3.     List three major pathophysiologic mechanisms for hypoalbuminemia.
      Which of the three do you think is most likely for Puppet? Why?

4.     Why doesn’t Puppet have ascites and edema 2º to his hypoalbuminemia?

5.     If you were unsure whether 1+ protein in the urine was a “significant” amount, what test could you do to
       help make that determination?

6.     Is there a test that can document protein loss in the feces? What is it called?

7.     What is the most likely mechanism for hypocalcemia? Is Puppet likely to show signs of hypocalcemia? Explain your answer.

8.     What is your explanation for Puppet’s anemia?
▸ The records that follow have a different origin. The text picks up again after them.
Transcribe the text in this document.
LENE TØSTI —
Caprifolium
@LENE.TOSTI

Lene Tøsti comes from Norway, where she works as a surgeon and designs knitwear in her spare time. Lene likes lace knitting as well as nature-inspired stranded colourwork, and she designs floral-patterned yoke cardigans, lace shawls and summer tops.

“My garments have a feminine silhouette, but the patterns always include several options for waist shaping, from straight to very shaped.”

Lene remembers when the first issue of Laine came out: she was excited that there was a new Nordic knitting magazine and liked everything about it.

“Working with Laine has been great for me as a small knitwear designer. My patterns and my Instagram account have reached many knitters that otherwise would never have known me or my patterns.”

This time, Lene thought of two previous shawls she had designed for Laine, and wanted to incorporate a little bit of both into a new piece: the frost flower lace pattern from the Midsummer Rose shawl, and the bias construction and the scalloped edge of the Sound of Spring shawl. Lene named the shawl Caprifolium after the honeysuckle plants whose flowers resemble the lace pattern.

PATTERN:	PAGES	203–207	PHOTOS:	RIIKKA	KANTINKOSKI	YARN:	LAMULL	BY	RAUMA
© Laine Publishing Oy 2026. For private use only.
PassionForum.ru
9.     Based on the clinical, laboratory, and ultrasonographic findings, list your top 3 differential diagnoses for Puppet’s
       vomiting and diarrhea. Can you definitely differentiate these disorders by their GROSS appearance at endoscopy?

10.    What areas of the GI tract are examined in an “Upper” and “Lower” GI endoscopy?

11.    What is your final diagnosis?

12.    What chemotherapy is available for treatment of GI lymphoma in dogs? What is the prognosis?